As in the title, why is $\mathbb{E}[\theta|L=l] = \mathbb{E}_{\Lambda}\left[ \mathbb{E}[\theta|\Lambda, L=l] | L=l \right]$?
A quick glance says tower rule, but not so obvious how is it applied here.
EDIT: $\mathbb{E}_{\Lambda}$ just means that the expectation is taken wrt to $\Lambda$ (uses the density of $\Lambda$). Further, if you expand these expectations (as in, write everything in terms of integrals), then everything works out, they are equal. But the equality was given as a one-liner (in an otherwise spoon-fed class) to me, that makes me think there is a quick trick/ property that was used here.

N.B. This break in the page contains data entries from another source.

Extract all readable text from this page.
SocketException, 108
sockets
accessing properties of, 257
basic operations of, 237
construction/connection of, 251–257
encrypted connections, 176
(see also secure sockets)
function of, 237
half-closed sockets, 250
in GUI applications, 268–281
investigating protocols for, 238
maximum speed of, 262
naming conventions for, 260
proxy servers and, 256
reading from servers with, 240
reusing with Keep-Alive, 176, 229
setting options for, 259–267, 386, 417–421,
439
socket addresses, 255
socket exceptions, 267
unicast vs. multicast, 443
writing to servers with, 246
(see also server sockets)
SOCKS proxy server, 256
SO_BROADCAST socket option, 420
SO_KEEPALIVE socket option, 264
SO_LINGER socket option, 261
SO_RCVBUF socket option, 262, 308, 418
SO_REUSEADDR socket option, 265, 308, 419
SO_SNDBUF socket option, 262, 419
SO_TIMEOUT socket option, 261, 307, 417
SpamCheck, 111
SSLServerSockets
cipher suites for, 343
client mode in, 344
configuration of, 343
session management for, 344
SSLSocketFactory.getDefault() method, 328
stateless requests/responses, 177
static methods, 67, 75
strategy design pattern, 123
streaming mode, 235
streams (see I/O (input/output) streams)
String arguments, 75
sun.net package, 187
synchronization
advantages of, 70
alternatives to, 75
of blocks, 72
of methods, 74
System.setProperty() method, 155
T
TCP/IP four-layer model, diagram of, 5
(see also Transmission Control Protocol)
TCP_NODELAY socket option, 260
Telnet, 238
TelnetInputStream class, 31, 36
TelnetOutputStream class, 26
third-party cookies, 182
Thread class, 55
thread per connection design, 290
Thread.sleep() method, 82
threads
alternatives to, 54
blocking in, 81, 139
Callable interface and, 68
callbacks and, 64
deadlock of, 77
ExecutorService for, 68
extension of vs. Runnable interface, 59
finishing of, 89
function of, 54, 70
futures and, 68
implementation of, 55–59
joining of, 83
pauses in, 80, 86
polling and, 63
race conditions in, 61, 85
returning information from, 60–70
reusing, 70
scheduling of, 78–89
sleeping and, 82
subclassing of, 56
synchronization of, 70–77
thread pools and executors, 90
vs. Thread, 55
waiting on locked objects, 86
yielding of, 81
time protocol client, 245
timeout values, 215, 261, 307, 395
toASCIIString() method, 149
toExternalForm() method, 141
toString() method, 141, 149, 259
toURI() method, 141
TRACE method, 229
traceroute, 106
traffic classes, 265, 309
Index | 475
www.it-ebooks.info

By the tower rule: $$\mathbb{E}[\theta\mid L] =\mathbb{E}\Big[\mathbb{E}[\theta\mid\Lambda, L]\mid L\Big]$$ From where: $$\mathbb{E}[\theta\mid L=l] = \mathbb{E}\Big[ \mathbb{E}[\theta\mid\Lambda, L]\mid L=l \Big]=\mathbb{E}\Big[ \mathbb{E}[\theta\mid\Lambda, L=l]\mid L=l \Big]=$$ $$=\mathbb{E}_{\Lambda}\Big[ \mathbb{E}[\theta\mid\Lambda, L=l]\mid L=l \Big]$$